What struck me most about my reader’s writing was his statement, “that history is a social construction, not a fixed assemblage of factual details. As society changes over time — and it does change — history changes as well.” That’s preposterous.

Does that mean there is now some doubt that the War for Southern Independence began in 1861? Or going back farther, that Aaron Burr had nothing to do with killing Alexander Hamilton in a duel? That is kind of gruesome for children to be studying in history.

History is what it is, and trying to change it is a foolish endeavor. When Douglas Southall Freeman wrote “R.E. Lee: A Biography,” in four volumes (Pub. 1935), just part of Freeman’s research included four years of studying Lee’s personal and official papers and letters. That was prior to putting pencil to paper.

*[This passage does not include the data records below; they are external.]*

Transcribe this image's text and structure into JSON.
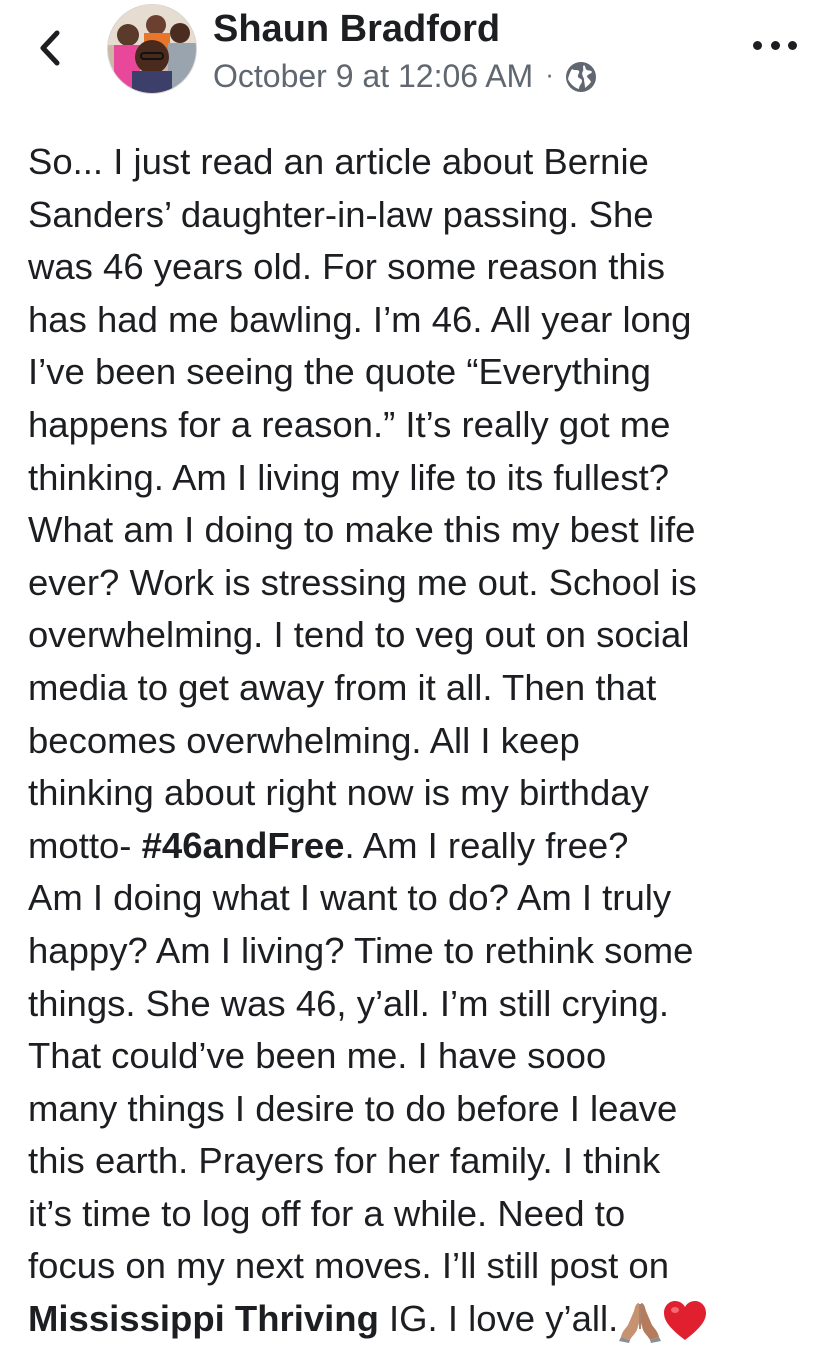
{
  "post": {
    "author": "Shaun Bradford",
    "timestamp": "October 9 at 12:06 AM",
    "separator": "·",
    "privacy_icon": "globe-icon",
    "lines": [
      {
        "text": "So... I just read an article about Bernie"
      },
      {
        "text": "Sanders’ daughter-in-law passing. She"
      },
      {
        "text": "was 46 years old. For some reason this"
      },
      {
        "text": "has had me bawling. I’m 46. All year long"
      },
      {
        "text": "I’ve been seeing the quote “Everything"
      },
      {
        "text": "happens for a reason.” It’s really got me"
      },
      {
        "text": "thinking. Am I living my life to its fullest?"
      },
      {
        "text": "What am I doing to make this my best life"
      },
      {
        "text": "ever? Work is stressing me out. School is"
      },
      {
        "text": "overwhelming. I tend to veg out on social"
      },
      {
        "text": "media to get away from it all. Then that"
      },
      {
        "text": "becomes overwhelming. All I keep"
      },
      {
        "text": "thinking about right now is my birthday"
      },
      {
        "pre": "motto- ",
        "hashtag": "#46andFree",
        "post": ". Am I really free?"
      },
      {
        "text": "Am I doing what I want to do? Am I truly"
      },
      {
        "text": "happy? Am I living? Time to rethink some"
      },
      {
        "text": "things. She was 46, y’all. I’m still crying."
      },
      {
        "text": "That could’ve been me. I have sooo"
      },
      {
        "text": "many things I desire to do before I leave"
      },
      {
        "text": "this earth. Prayers for her family. I think"
      },
      {
        "text": "it’s time to log off for a while. Need to"
      },
      {
        "text": "focus on my next moves. I’ll still post on"
      },
      {
        "mention": "Mississippi Thriving",
        "post": " IG. I love y’all."
      }
    ]
  },
  "icons": {
    "back": "chevron-left-icon",
    "more": "more-options-icon",
    "emoji_1": "praying-hands-emoji",
    "emoji_2": "red-heart-emoji"
  },
  "colors": {
    "text": "#1c1e21",
    "meta": "#606770",
    "heart": "#e0202e",
    "hands": "#c69270"
  }
}
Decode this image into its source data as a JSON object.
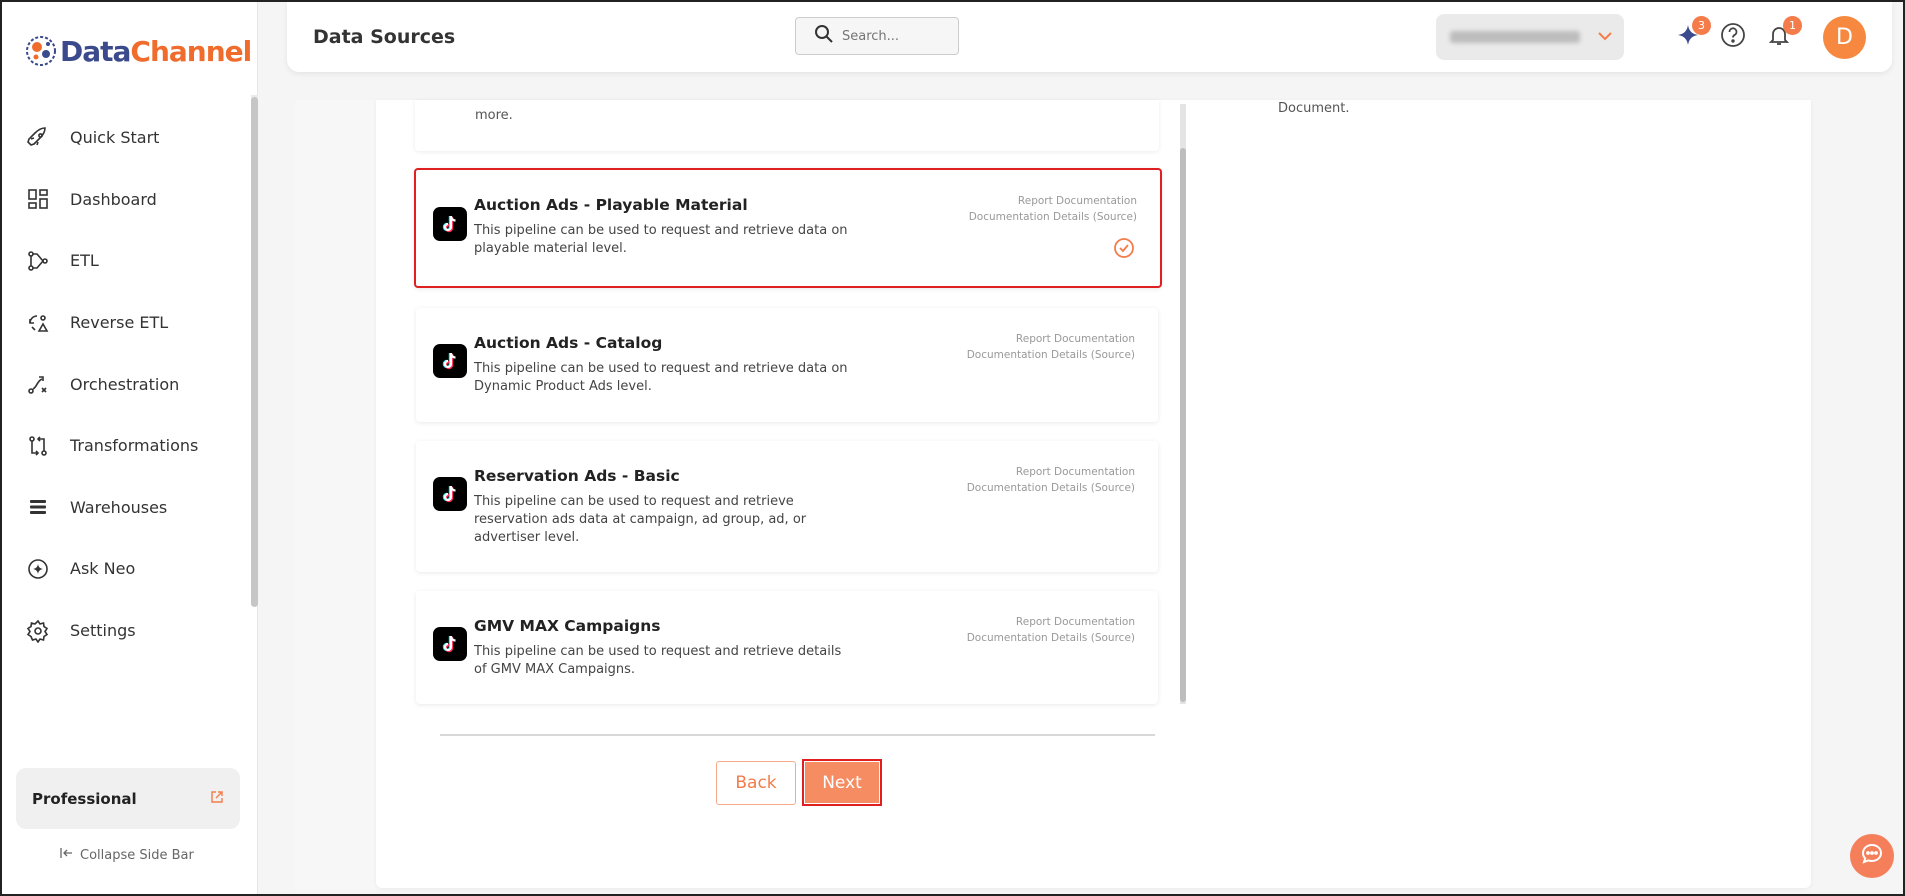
{
  "app": {
    "brand_part1": "Data",
    "brand_part2": "Channel"
  },
  "colors": {
    "accent": "#f47c4a",
    "brand_blue": "#3a4a8c",
    "selected_border": "#e02020"
  },
  "sidebar": {
    "items": [
      {
        "label": "Quick Start",
        "icon": "rocket-icon"
      },
      {
        "label": "Dashboard",
        "icon": "dashboard-icon"
      },
      {
        "label": "ETL",
        "icon": "etl-icon"
      },
      {
        "label": "Reverse ETL",
        "icon": "reverse-etl-icon"
      },
      {
        "label": "Orchestration",
        "icon": "orchestration-icon"
      },
      {
        "label": "Transformations",
        "icon": "transformations-icon"
      },
      {
        "label": "Warehouses",
        "icon": "warehouses-icon"
      },
      {
        "label": "Ask Neo",
        "icon": "sparkle-icon"
      },
      {
        "label": "Settings",
        "icon": "gear-icon"
      }
    ],
    "plan_label": "Professional",
    "collapse_label": "Collapse Side Bar"
  },
  "header": {
    "title": "Data Sources",
    "search_placeholder": "Search...",
    "neo_badge": "3",
    "notification_badge": "1",
    "avatar_initial": "D"
  },
  "main": {
    "top_fragment_text": "more.",
    "right_doc_text": "Document.",
    "pipelines": [
      {
        "title": "Auction Ads - Playable Material",
        "description": "This pipeline can be used to request and retrieve data on playable material level.",
        "link1": "Report Documentation",
        "link2": "Documentation Details (Source)",
        "selected": true
      },
      {
        "title": "Auction Ads - Catalog",
        "description": "This pipeline can be used to request and retrieve data on Dynamic Product Ads level.",
        "link1": "Report Documentation",
        "link2": "Documentation Details (Source)",
        "selected": false
      },
      {
        "title": "Reservation Ads - Basic",
        "description": "This pipeline can be used to request and retrieve reservation ads data at campaign, ad group, ad, or advertiser level.",
        "link1": "Report Documentation",
        "link2": "Documentation Details (Source)",
        "selected": false
      },
      {
        "title": "GMV MAX Campaigns",
        "description": "This pipeline can be used to request and retrieve details of GMV MAX Campaigns.",
        "link1": "Report Documentation",
        "link2": "Documentation Details (Source)",
        "selected": false
      }
    ],
    "back_label": "Back",
    "next_label": "Next"
  }
}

I still find a great deal of satisfaction reading through the “O.R.” or “Official Records” and being confronted by the actual words that were written by people on both sides of that great conflict between 1861 and 1865. Leave history alone to simmer in the nectar of its wisdom, so future generations can partake of the knowledge it offers. That will then prevent us, as my reader wrote, from “puffing up a historical figure into a demigod far beyond his human achievements or failings.” Although one definition of demigod is “a man who is greatly admired or respected.” Such a man was Robert E. Lee

To use the often-quoted George Santayana, from his multi-volume book, “The Life of Reason:” “Those who cannot remember the past, are condemned to repeat it.”